Source-backed implementations are provided below for direct study and interview prep.

// Accepted solution for LeetCode #791: Custom Sort String
class Solution {
    public String customSortString(String order, String s) {
        int[] d = new int[26];
        for (int i = 0; i < order.length(); ++i) {
            d[order.charAt(i) - 'a'] = i;
        }
        List<Character> cs = new ArrayList<>();
        for (int i = 0; i < s.length(); ++i) {
            cs.add(s.charAt(i));
        }
        cs.sort((a, b) -> d[a - 'a'] - d[b - 'a']);
        return cs.stream().map(String::valueOf).collect(Collectors.joining());
    }
}

// Accepted solution for LeetCode #791: Custom Sort String
func customSortString(order string, s string) string {
	d := [26]int{}
	for i := range order {
		d[order[i]-'a'] = i
	}
	cs := []byte(s)
	sort.Slice(cs, func(i, j int) bool { return d[cs[i]-'a'] < d[cs[j]-'a'] })
	return string(cs)
}

# Accepted solution for LeetCode #791: Custom Sort String
class Solution:
    def customSortString(self, order: str, s: str) -> str:
        d = {c: i for i, c in enumerate(order)}
        return ''.join(sorted(s, key=lambda x: d.get(x, 0)))

// Accepted solution for LeetCode #791: Custom Sort String
impl Solution {
    pub fn custom_sort_string(order: String, s: String) -> String {
        let n = order.len();
        let mut d = [n; 26];
        for (i, c) in order.as_bytes().iter().enumerate() {
            d[(c - b'a') as usize] = i;
        }
        let mut ans = s.chars().collect::<Vec<_>>();
        ans.sort_by(|&a, &b| {
            d[((a as u8) - ('a' as u8)) as usize].cmp(&d[((b as u8) - ('a' as u8)) as usize])
        });
        ans.into_iter().collect()
    }
}

// Accepted solution for LeetCode #791: Custom Sort String
function customSortString(order: string, s: string): string {
    const toIndex = (c: string) => c.charCodeAt(0) - 'a'.charCodeAt(0);
    const n = order.length;
    const d = new Array(26).fill(n);
    for (let i = 0; i < n; i++) {
        d[toIndex(order[i])] = i;
    }
    return [...s].sort((a, b) => d[toIndex(a)] - d[toIndex(b)]).join('');
}

Step 06

Interactive Study Demo

Use this to step through a reusable interview workflow for this problem.

Custom checkpoints (one per line)

Press Step or Run All to begin.

Step 07

Complexity Analysis

Time

O(n)

Space

O(n)

Approach Breakdown

BRUTE FORCE

O(n²) time

O(1) space

For each element, scan the rest of the array looking for a match.

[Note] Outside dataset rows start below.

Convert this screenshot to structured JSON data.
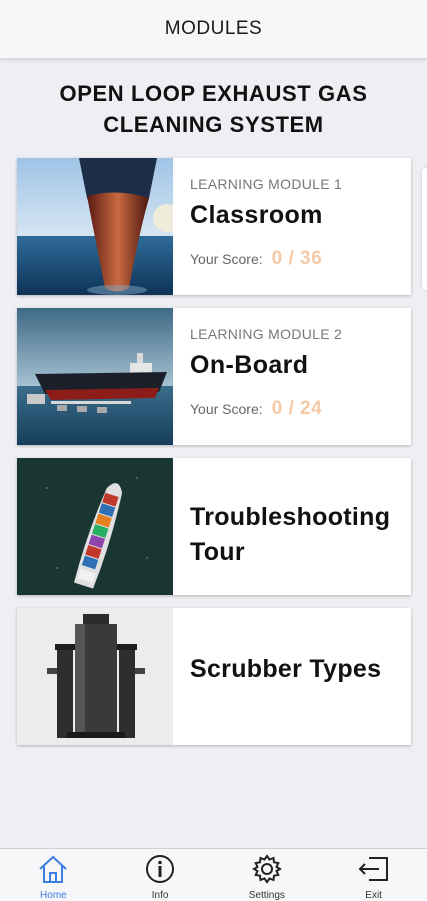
{
  "header": {
    "title": "MODULES"
  },
  "page": {
    "heading_line1": "OPEN LOOP EXHAUST GAS",
    "heading_line2": "CLEANING SYSTEM"
  },
  "modules": [
    {
      "label": "LEARNING MODULE 1",
      "title": "Classroom",
      "score_label": "Your Score:",
      "score": "0 / 36",
      "image": "ship-bow-photo"
    },
    {
      "label": "LEARNING MODULE 2",
      "title": "On-Board",
      "score_label": "Your Score:",
      "score": "0 / 24",
      "image": "tanker-at-sea-photo"
    },
    {
      "title_line1": "Troubleshooting",
      "title_line2": "Tour",
      "image": "container-ship-aerial-photo"
    },
    {
      "title": "Scrubber Types",
      "image": "scrubber-unit-photo"
    }
  ],
  "nav": {
    "items": [
      {
        "label": "Home",
        "icon": "home-icon",
        "active": true
      },
      {
        "label": "Info",
        "icon": "info-icon",
        "active": false
      },
      {
        "label": "Settings",
        "icon": "gear-icon",
        "active": false
      },
      {
        "label": "Exit",
        "icon": "exit-icon",
        "active": false
      }
    ]
  },
  "colors": {
    "accent": "#3b7de0",
    "score": "#f4c9a6",
    "background": "#eeeef3"
  }
}
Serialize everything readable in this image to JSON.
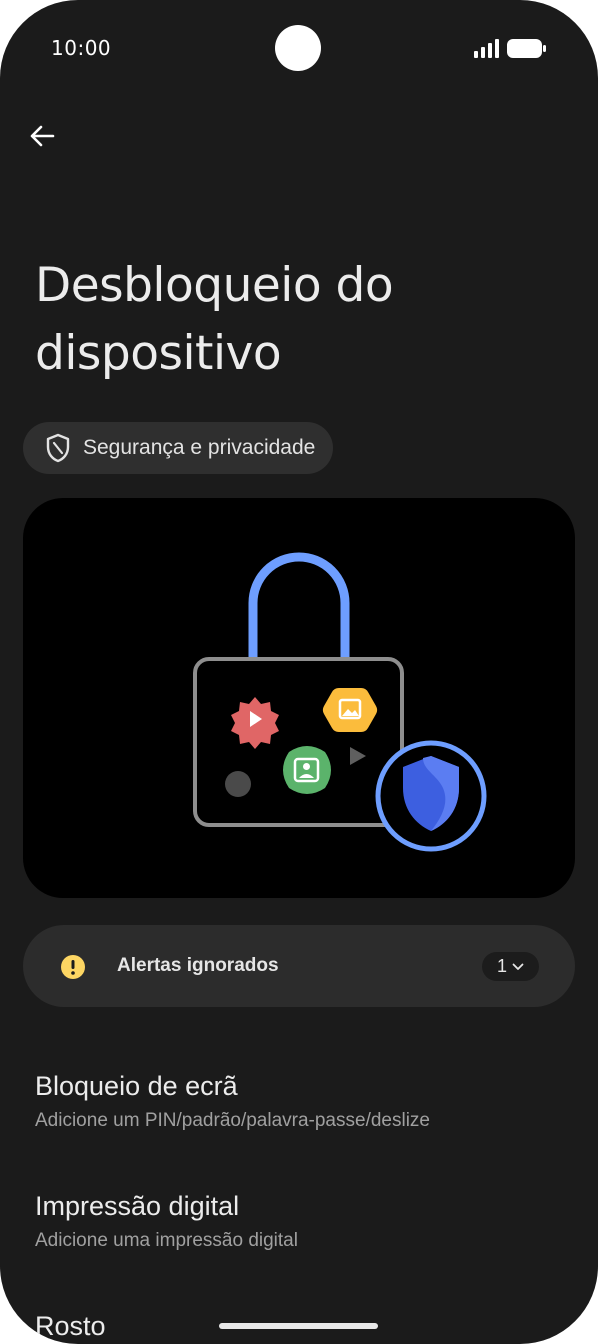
{
  "status_bar": {
    "time": "10:00"
  },
  "header": {
    "back_icon": "arrow-left-icon"
  },
  "page": {
    "title": "Desbloqueio do dispositivo",
    "category_chip": {
      "icon": "shield-icon",
      "label": "Segurança e privacidade"
    }
  },
  "alerts": {
    "icon": "warning-icon",
    "label": "Alertas ignorados",
    "count": "1",
    "accent": "#fdd663"
  },
  "settings": [
    {
      "title": "Bloqueio de ecrã",
      "subtitle": "Adicione um PIN/padrão/palavra-passe/deslize"
    },
    {
      "title": "Impressão digital",
      "subtitle": "Adicione uma impressão digital"
    },
    {
      "title": "Rosto"
    }
  ],
  "colors": {
    "background": "#1b1b1b",
    "chip_bg": "#2f2f2f",
    "card_bg": "#2c2c2c",
    "lock_blue": "#6e9eff",
    "shield_blue": "#3d5fe0"
  }
}
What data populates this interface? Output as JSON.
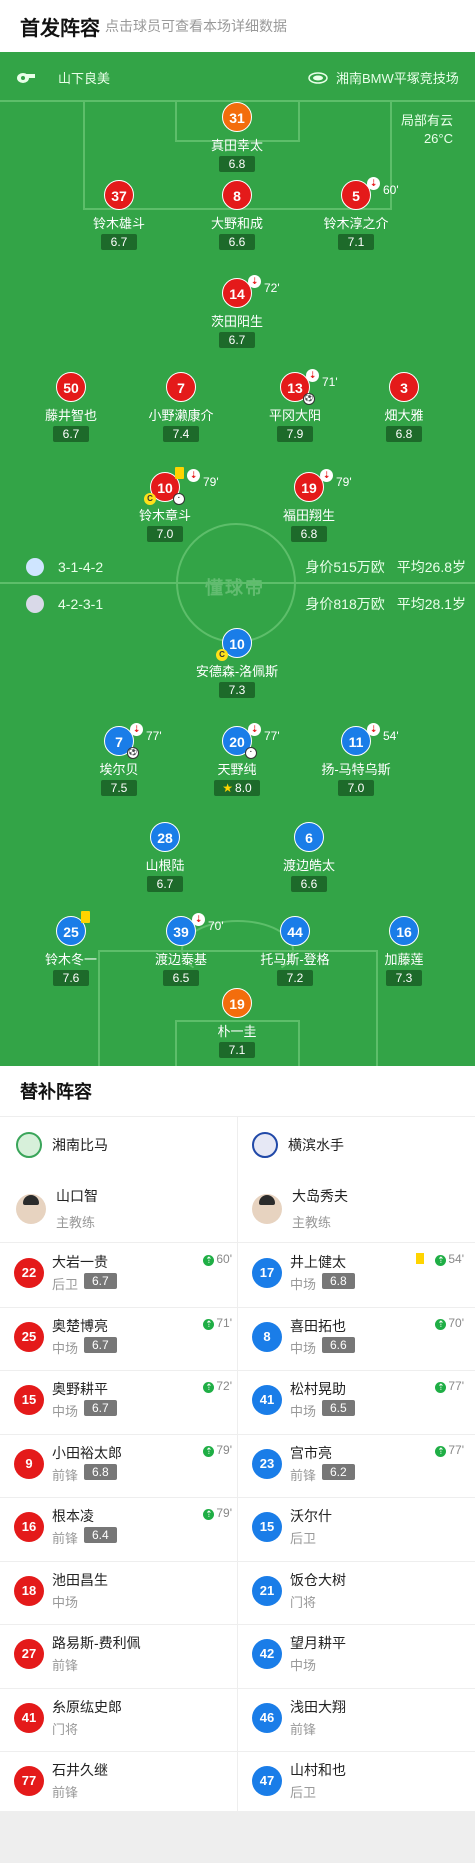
{
  "header": {
    "title": "首发阵容",
    "hint": "点击球员可查看本场详细数据"
  },
  "match": {
    "referee": "山下良美",
    "venue": "湘南BMW平塚竞技场",
    "weather": "局部有云",
    "temperature": "26°C"
  },
  "home": {
    "formation": "3-1-4-2",
    "value": "身价515万欧",
    "avg_age": "平均26.8岁",
    "color": "#e41a1a",
    "players": [
      {
        "num": "31",
        "name": "真田幸太",
        "rating": "6.8"
      },
      {
        "num": "37",
        "name": "铃木雄斗",
        "rating": "6.7"
      },
      {
        "num": "8",
        "name": "大野和成",
        "rating": "6.6"
      },
      {
        "num": "5",
        "name": "铃木淳之介",
        "rating": "7.1",
        "sub": "60'"
      },
      {
        "num": "14",
        "name": "茨田阳生",
        "rating": "6.7",
        "sub": "72'"
      },
      {
        "num": "50",
        "name": "藤井智也",
        "rating": "6.7"
      },
      {
        "num": "7",
        "name": "小野濑康介",
        "rating": "7.4"
      },
      {
        "num": "13",
        "name": "平冈大阳",
        "rating": "7.9",
        "sub": "71'"
      },
      {
        "num": "3",
        "name": "畑大雅",
        "rating": "6.8"
      },
      {
        "num": "10",
        "name": "铃木章斗",
        "rating": "7.0",
        "sub": "79'"
      },
      {
        "num": "19",
        "name": "福田翔生",
        "rating": "6.8",
        "sub": "79'"
      }
    ]
  },
  "away": {
    "formation": "4-2-3-1",
    "value": "身价818万欧",
    "avg_age": "平均28.1岁",
    "color": "#1a7de8",
    "players": [
      {
        "num": "10",
        "name": "安德森-洛佩斯",
        "rating": "7.3"
      },
      {
        "num": "7",
        "name": "埃尔贝",
        "rating": "7.5",
        "sub": "77'"
      },
      {
        "num": "20",
        "name": "天野纯",
        "rating": "8.0",
        "sub": "77'"
      },
      {
        "num": "11",
        "name": "扬-马特乌斯",
        "rating": "7.0",
        "sub": "54'"
      },
      {
        "num": "28",
        "name": "山根陆",
        "rating": "6.7"
      },
      {
        "num": "6",
        "name": "渡边皓太",
        "rating": "6.6"
      },
      {
        "num": "25",
        "name": "铃木冬一",
        "rating": "7.6"
      },
      {
        "num": "39",
        "name": "渡边泰基",
        "rating": "6.5",
        "sub": "70'"
      },
      {
        "num": "44",
        "name": "托马斯-登格",
        "rating": "7.2"
      },
      {
        "num": "16",
        "name": "加藤莲",
        "rating": "7.3"
      },
      {
        "num": "19",
        "name": "朴一圭",
        "rating": "7.1"
      }
    ]
  },
  "watermark": "懂球帝",
  "bench": {
    "title": "替补阵容",
    "home_team": "湘南比马",
    "away_team": "横滨水手",
    "home_coach": {
      "name": "山口智",
      "role": "主教练"
    },
    "away_coach": {
      "name": "大岛秀夫",
      "role": "主教练"
    },
    "home": [
      {
        "num": "22",
        "name": "大岩一贵",
        "pos": "后卫",
        "rating": "6.7",
        "min": "60'"
      },
      {
        "num": "25",
        "name": "奥楚博亮",
        "pos": "中场",
        "rating": "6.7",
        "min": "71'"
      },
      {
        "num": "15",
        "name": "奥野耕平",
        "pos": "中场",
        "rating": "6.7",
        "min": "72'"
      },
      {
        "num": "9",
        "name": "小田裕太郎",
        "pos": "前锋",
        "rating": "6.8",
        "min": "79'"
      },
      {
        "num": "16",
        "name": "根本凌",
        "pos": "前锋",
        "rating": "6.4",
        "min": "79'"
      },
      {
        "num": "18",
        "name": "池田昌生",
        "pos": "中场"
      },
      {
        "num": "27",
        "name": "路易斯-费利佩",
        "pos": "前锋"
      },
      {
        "num": "41",
        "name": "糸原纮史郎",
        "pos": "门将"
      },
      {
        "num": "77",
        "name": "石井久继",
        "pos": "前锋"
      }
    ],
    "away": [
      {
        "num": "17",
        "name": "井上健太",
        "pos": "中场",
        "rating": "6.8",
        "min": "54'"
      },
      {
        "num": "8",
        "name": "喜田拓也",
        "pos": "中场",
        "rating": "6.6",
        "min": "70'"
      },
      {
        "num": "41",
        "name": "松村晃助",
        "pos": "中场",
        "rating": "6.5",
        "min": "77'"
      },
      {
        "num": "23",
        "name": "宫市亮",
        "pos": "前锋",
        "rating": "6.2",
        "min": "77'"
      },
      {
        "num": "15",
        "name": "沃尔什",
        "pos": "后卫"
      },
      {
        "num": "21",
        "name": "饭仓大树",
        "pos": "门将"
      },
      {
        "num": "42",
        "name": "望月耕平",
        "pos": "中场"
      },
      {
        "num": "46",
        "name": "浅田大翔",
        "pos": "前锋"
      },
      {
        "num": "47",
        "name": "山村和也",
        "pos": "后卫"
      }
    ]
  }
}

Two nested loops give n × (n−1)/2 comparisons = O(n²). No extra space since we only use loop indices.

HASH MAP

O(n) time

O(n) space

One pass through the input, performing O(1) hash map lookups and insertions at each step. The hash map may store up to n entries in the worst case. This is the classic space-for-time tradeoff: O(n) extra memory eliminates an inner loop.

Shortcut: Need to check “have I seen X before?” → hash map → O(n) time, O(n) space.

Coach Notes

Common Mistakes

Review these before coding to avoid predictable interview regressions.

Mutating counts without cleanup

Wrong move: Zero-count keys stay in map and break distinct/count constraints.

Usually fails on: Window/map size checks are consistently off by one.

Fix: Delete keys when count reaches zero.